Seven ways to strengthen your core

Keeping these muscles in good condition will help you fend off a bad back – just make sure you mix it up


Make the time

A strong core isn’t about having photogenic abs, you commonly use your core in everyday movements, including simple things like carrying the shopping or getting out of bed in the morning. Having a weak core can lead to a bad back, and an analysis of studies published between 1970 and 2011, found that “core stability exercise was better than general exercise for reducing pain” in chronic low back pain patients.

The big three

Dr Stuart McGill at the University of Waterloo in Canada recommends a “big three” set of exercises consisting of the curl-up, the bird dog and the side bridge.

Do it right

Gyms usually offer short core-strength classes. Even if you much prefer exercising at home, it is always a good idea to make sure you are doing exercises correctly to avoid injury. Apps such as Gixo and TrueBe can be helpful.

Don’t stop when pregnant

Pregnancy and childbirth can be particularly challenging for the core – studies suggest 50% of pregnant women will have low back pain, while 20% will have pelvic girdle pain. An analysis in 2013 reported that five of the seven studies examined showed significant reduction in intensity and presence of pain in pregnant women undergoing an appropriate core-strengthening programme.
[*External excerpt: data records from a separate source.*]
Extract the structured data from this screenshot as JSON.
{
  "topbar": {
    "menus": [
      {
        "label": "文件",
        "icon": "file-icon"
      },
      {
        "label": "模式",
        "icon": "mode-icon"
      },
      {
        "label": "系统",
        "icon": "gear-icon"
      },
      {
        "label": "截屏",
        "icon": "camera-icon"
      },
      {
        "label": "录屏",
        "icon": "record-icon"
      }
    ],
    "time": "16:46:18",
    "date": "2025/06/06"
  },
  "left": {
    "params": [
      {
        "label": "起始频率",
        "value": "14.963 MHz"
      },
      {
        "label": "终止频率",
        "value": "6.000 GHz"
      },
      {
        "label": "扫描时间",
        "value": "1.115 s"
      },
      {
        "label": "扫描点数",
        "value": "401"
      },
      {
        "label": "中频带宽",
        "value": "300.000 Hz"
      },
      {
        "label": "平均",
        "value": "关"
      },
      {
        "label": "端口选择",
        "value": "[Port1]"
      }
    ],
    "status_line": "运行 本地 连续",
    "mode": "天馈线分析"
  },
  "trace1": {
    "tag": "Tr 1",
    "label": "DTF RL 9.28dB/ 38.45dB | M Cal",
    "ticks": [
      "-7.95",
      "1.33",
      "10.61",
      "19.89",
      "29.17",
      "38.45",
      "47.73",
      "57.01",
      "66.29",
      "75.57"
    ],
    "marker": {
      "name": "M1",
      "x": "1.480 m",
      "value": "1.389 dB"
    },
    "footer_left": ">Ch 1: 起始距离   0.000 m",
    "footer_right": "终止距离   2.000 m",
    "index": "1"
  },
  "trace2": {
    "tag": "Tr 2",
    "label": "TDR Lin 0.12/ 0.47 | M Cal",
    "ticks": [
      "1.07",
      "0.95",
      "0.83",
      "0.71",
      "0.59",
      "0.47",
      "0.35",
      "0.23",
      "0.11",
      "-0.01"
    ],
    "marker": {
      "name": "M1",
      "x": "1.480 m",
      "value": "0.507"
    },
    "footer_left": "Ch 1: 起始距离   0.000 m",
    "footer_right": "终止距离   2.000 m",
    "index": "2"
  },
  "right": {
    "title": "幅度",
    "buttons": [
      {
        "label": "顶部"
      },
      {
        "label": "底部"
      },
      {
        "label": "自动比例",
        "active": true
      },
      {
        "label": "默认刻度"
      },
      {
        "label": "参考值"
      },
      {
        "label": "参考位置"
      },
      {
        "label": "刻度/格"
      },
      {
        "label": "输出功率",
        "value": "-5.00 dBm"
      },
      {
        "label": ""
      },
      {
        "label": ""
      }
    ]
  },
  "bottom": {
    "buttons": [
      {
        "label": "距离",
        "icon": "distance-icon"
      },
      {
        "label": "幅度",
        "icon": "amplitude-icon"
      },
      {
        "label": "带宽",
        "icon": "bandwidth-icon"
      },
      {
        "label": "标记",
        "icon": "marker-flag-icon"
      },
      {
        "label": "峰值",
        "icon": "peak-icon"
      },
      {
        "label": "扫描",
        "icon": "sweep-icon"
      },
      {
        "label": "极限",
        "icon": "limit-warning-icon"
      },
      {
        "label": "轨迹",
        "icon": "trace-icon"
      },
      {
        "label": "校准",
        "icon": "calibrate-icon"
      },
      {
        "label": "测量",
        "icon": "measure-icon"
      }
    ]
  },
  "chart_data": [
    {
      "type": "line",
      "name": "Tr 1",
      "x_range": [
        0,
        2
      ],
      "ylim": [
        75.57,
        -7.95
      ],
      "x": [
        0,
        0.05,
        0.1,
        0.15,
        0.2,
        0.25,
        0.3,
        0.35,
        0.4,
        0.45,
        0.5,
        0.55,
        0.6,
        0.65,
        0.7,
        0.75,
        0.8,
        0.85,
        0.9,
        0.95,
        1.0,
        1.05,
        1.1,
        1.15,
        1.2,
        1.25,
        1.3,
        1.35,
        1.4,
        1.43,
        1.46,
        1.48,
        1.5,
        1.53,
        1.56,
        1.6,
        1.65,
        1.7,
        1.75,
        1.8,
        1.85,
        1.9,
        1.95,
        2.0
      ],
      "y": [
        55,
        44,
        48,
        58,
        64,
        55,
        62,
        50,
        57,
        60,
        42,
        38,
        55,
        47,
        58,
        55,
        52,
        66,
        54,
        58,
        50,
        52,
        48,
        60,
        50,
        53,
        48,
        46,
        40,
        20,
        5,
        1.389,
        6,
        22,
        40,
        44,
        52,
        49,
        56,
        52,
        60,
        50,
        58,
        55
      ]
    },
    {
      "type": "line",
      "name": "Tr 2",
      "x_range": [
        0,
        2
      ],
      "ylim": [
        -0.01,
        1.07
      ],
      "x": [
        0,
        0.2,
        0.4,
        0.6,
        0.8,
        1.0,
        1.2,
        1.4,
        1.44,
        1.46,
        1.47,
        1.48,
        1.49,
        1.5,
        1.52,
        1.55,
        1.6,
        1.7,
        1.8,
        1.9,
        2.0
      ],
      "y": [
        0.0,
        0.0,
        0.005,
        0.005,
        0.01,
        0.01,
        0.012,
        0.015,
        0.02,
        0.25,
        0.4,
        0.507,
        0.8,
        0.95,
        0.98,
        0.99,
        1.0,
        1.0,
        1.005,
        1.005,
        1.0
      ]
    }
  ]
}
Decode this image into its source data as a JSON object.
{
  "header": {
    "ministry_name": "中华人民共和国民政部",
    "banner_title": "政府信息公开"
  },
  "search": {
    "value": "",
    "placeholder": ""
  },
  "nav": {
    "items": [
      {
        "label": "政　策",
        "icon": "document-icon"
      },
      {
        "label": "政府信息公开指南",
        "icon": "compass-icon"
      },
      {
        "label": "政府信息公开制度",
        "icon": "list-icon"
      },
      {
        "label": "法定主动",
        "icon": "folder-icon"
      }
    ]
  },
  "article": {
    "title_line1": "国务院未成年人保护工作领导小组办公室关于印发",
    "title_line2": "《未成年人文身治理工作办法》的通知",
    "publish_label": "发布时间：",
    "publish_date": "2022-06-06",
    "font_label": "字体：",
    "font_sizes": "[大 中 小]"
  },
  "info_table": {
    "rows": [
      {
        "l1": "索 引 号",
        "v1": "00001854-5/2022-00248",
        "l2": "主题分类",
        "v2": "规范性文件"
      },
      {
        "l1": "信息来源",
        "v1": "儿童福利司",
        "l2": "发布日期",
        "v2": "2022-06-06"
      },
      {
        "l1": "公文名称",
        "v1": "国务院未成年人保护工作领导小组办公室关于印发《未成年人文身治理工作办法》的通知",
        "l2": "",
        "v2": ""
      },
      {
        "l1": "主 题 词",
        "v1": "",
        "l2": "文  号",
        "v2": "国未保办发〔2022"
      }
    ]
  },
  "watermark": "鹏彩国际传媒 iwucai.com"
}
Plank exercises – and other more dynamic movements – use more muscles at the front, side and back of your core. There are many different varieties, starting with the simple half plank – on your forearms and knees, rather than toes, maintaining a straight back. Longer is not always better: good form maintained for a small time is much better than bad form dragged out for minutes.

Dead bugs

Dead bugs are one of the simplest and most effective core exercises. Lie on your back with your arms extended, knees bent at 90 degrees, calves parallel to the floor. Keeping your lower back in contact with the floor, extend and lower your left leg and bring your right arm up. Tap your heel to the floor, return to the start and repeat with the opposite arm and leg, making sure your lower back never arches.

Variety is key

Mixing it up is crucial, as is focusing on trying to keep your deepest abdominal muscles “engaged” – they are the ones you will feel when you cough.




McGill, S. M. (2003). Enhancing low-back health through stabilization exercise. ACE, 3.


Wang X-Q, Zheng J-J, Yu Z-W, Bi X, Lou S-J, Liu J, et al. (2012) A Meta-Analysis of Core Stability Exercise versus General Exercise for Chronic Low Back Pain. PLoS ONE 7(12): e52082.